Title: Maritime Trade in the Philippines during the Early Colonial Period (Sixteenth and Seventeenth Centuries CE)
Description:
The arrival of the Spanish naval expedition in the Philippines in 1521 CE transformed the archipelago from a series of small and fragmented ports and polities engaged in Southeast Asian intra-regional trade into a locus of a maritime trade network on a global scale.
Manila became an entrepôt in the sixteenth and seventeenth centuries due to the Manila-Acapulco galleon trade, which ran for 250 years and linked the eastern and western worlds through the exchange of tangible trading commodities and technology as well as ideas, beliefs, and traditions.
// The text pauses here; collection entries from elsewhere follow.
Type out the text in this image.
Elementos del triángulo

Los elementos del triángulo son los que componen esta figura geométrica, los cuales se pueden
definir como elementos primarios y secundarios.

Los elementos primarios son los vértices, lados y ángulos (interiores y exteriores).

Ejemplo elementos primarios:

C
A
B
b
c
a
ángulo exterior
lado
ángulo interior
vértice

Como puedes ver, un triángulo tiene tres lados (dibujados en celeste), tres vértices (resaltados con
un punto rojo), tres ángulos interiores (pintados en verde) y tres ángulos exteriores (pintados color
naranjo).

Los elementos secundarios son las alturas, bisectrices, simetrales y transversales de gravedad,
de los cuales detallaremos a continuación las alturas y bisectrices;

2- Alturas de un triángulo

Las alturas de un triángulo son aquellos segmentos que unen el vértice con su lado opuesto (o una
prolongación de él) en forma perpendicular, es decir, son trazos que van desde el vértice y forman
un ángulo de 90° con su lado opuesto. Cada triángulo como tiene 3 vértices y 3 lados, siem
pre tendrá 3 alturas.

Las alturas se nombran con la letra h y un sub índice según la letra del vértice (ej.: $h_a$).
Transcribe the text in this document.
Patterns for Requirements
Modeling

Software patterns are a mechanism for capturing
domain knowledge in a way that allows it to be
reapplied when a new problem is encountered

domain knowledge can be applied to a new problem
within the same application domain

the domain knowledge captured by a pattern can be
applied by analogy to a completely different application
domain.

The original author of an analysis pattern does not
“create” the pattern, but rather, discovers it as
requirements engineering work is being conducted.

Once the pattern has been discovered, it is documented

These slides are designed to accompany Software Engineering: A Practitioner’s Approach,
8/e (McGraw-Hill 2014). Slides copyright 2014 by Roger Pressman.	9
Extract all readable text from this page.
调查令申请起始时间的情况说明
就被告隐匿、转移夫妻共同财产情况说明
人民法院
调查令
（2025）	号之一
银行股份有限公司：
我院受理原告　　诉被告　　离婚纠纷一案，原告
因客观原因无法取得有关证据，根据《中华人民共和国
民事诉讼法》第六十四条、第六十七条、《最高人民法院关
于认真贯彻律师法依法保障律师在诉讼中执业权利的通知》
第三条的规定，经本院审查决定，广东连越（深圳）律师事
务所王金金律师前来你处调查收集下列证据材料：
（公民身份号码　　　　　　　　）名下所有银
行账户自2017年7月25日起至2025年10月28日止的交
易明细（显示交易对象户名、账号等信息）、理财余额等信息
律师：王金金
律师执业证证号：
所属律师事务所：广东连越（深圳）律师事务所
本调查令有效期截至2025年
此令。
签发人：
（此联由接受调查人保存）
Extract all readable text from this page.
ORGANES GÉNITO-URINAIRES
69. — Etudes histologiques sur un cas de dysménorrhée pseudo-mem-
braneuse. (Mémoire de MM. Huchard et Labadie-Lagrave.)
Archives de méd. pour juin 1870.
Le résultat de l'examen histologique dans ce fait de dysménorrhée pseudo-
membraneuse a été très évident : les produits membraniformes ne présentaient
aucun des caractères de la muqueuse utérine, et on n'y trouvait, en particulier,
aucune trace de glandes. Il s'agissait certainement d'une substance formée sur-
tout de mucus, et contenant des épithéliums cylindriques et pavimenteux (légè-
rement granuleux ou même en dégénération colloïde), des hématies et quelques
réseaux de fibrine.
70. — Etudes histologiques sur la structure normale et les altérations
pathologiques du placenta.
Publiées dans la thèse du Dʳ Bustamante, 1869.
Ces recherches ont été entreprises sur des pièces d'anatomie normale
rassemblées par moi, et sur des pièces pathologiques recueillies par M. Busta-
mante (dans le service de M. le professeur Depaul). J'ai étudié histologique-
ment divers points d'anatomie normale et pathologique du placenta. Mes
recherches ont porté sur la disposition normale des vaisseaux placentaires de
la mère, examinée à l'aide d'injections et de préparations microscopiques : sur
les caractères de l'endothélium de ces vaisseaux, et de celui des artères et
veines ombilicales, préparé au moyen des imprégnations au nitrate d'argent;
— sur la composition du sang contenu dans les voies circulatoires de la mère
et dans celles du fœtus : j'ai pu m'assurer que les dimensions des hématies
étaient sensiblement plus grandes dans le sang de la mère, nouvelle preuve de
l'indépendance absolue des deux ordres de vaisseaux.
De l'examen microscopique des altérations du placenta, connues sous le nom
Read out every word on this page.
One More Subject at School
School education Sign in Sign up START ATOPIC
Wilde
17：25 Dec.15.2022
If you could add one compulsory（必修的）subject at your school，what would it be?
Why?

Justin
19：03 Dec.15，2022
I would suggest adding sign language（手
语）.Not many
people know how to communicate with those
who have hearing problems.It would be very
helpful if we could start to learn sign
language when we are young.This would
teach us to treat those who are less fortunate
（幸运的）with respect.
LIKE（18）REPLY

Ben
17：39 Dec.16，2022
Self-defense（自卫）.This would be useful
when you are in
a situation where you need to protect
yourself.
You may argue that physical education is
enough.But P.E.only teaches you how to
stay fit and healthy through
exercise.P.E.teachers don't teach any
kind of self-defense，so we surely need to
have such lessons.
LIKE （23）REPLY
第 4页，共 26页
This chapter provides a brief historical background of the maritime trade in the Philippines, with special focus on the Manila galleon trade.
It also provides a summary of the excavation results of Philippine underwater sites that have been dated to the sixteenth and seventeenth centuries.
The shipwrecks include the Manila galleons San Diego, Nuestra Señora de la Vida, Encarnación, and San José as well as other shipwrecks: Española, Marinduque, Royal Captain Shoal, and San Isidro.
These vessels carried both peoples of different nationalities and a wide range of trading and utilitarian goods, and they provided valuable information on the diversity and complexity of maritime trade in the Philippines at this time.